Key Words: Coleridge; dream poetry; psychoanalytic literary criticism.


Susan Luther, Ph.D.
Coleridge, Creative (Day)Dreaming, and "The Picture"
Dreaming, Journal of the Association for the Study of Dreams. Vol 7(1) 47-65, Mar 1997.

Abstract:

Meant less as traditional argument than as a scholarly meditation, the essay adopts quasi-fictional strategies of composition to read Coleridge's "The Picture, or the Lover's Resolution" through Freud's "Creative Writers and Day-dreaming" and other, relevant scholarship. It adopts the localized point of view of the practicing poet to reflect upon "The Picture" and interpretation (or reading) itself considered as forms of (day)dreaming, giving particular attention to what "The Picture" suggests about the dynamics and consequences of creative wish-fulfillment when the dream of art is dreamt under the sign of Eros. Must the poet's muse become a figment, a shadow? Is the (day)dream of creative romance false, or true? Disclosing to reader and interpreter in turn selected prospects revealed within "The Picture's" interior landscape, the essay seeks to preserve the element of (self-)discovery characteristic of dreaming. It concludes by reiterating a challenge implicit all along: (when) are our dreams of interpretation themselves truths or idle fancies?
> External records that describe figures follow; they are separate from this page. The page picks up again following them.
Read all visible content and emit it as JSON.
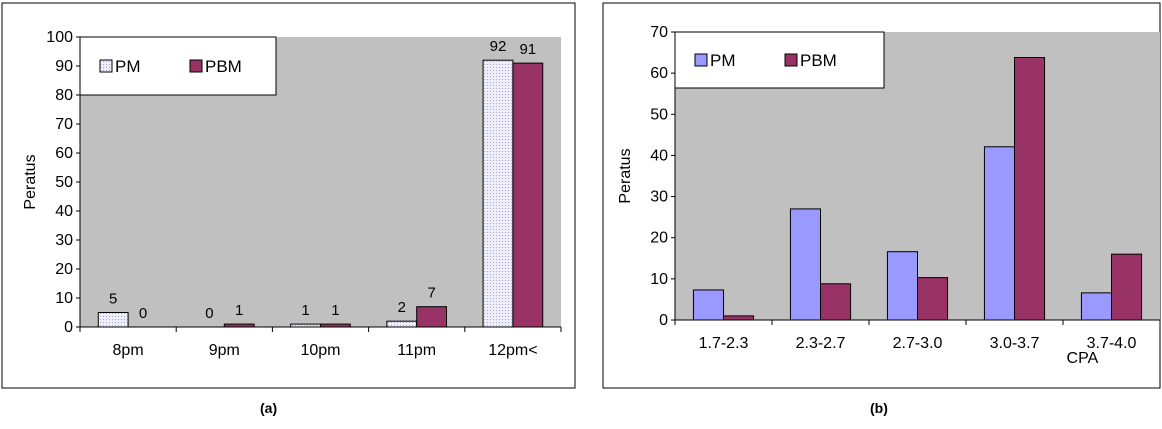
{
  "captions": [
    "(a)",
    "(b)"
  ],
  "chart_data": [
    {
      "type": "bar",
      "caption": "(a)",
      "ylabel": "Peratus",
      "xlabel": "",
      "ylim": [
        0,
        100
      ],
      "yticks": [
        0,
        10,
        20,
        30,
        40,
        50,
        60,
        70,
        80,
        90,
        100
      ],
      "grid": false,
      "legend_placement": "top-left",
      "show_value_labels": true,
      "categories": [
        "8pm",
        "9pm",
        "10pm",
        "11pm",
        "12pm<"
      ],
      "series": [
        {
          "name": "PM",
          "values": [
            5,
            0,
            1,
            2,
            92
          ],
          "labels": [
            "5",
            "0",
            "1",
            "2",
            "92"
          ],
          "color": "#e8e8f8",
          "pattern": "dots"
        },
        {
          "name": "PBM",
          "values": [
            0,
            1,
            1,
            7,
            91
          ],
          "labels": [
            "0",
            "1",
            "1",
            "7",
            "91"
          ],
          "color": "#993366"
        }
      ]
    },
    {
      "type": "bar",
      "caption": "(b)",
      "ylabel": "Peratus",
      "xlabel": "CPA",
      "ylim": [
        0,
        70
      ],
      "yticks": [
        0,
        10,
        20,
        30,
        40,
        50,
        60,
        70
      ],
      "grid": false,
      "legend_placement": "top-left",
      "show_value_labels": false,
      "categories": [
        "1.7-2.3",
        "2.3-2.7",
        "2.7-3.0",
        "3.0-3.7",
        "3.7-4.0"
      ],
      "series": [
        {
          "name": "PM",
          "values": [
            7.3,
            27,
            16.6,
            42.1,
            6.6
          ],
          "color": "#9999ff"
        },
        {
          "name": "PBM",
          "values": [
            1,
            8.8,
            10.3,
            63.8,
            16
          ],
          "color": "#993366"
        }
      ]
    }
  ]
}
Key Words: Coleridge; Freud; interpretation; dream poetry; self-projection; wish-fulfillment; creativity.

Available online


Douglas B. Wilson, Ph.D
"Surprised by Sleep": Coleridgean Dejection and Self-Analysis
Dreaming, Journal of the Association for the Study of Dreams. Vol 7(1) 67-81, Mar 1997.

Abstract: .

This paper situates "Dejection: An Ode" in the context of Coleridge's theory of nightmare. Hovering between waking and sleeping, the nightmare falls like a shadow upon the dreamer's later waking state. As a waking nightmare, "Dejection" is antithetically paired with Coleridge's "The Picture." A Lacanian reading discloses this poem as a playful daydream that serves as a foil to "Dejection," which depicts Freudian melancholia haunted by nightmare. This reading of "Dejection" as Coleridgean self-analysis counters readings of the ode as a therapeutic progress toward consolation.

Key Words: Coleridge; dream poetry; dejection; nightmare.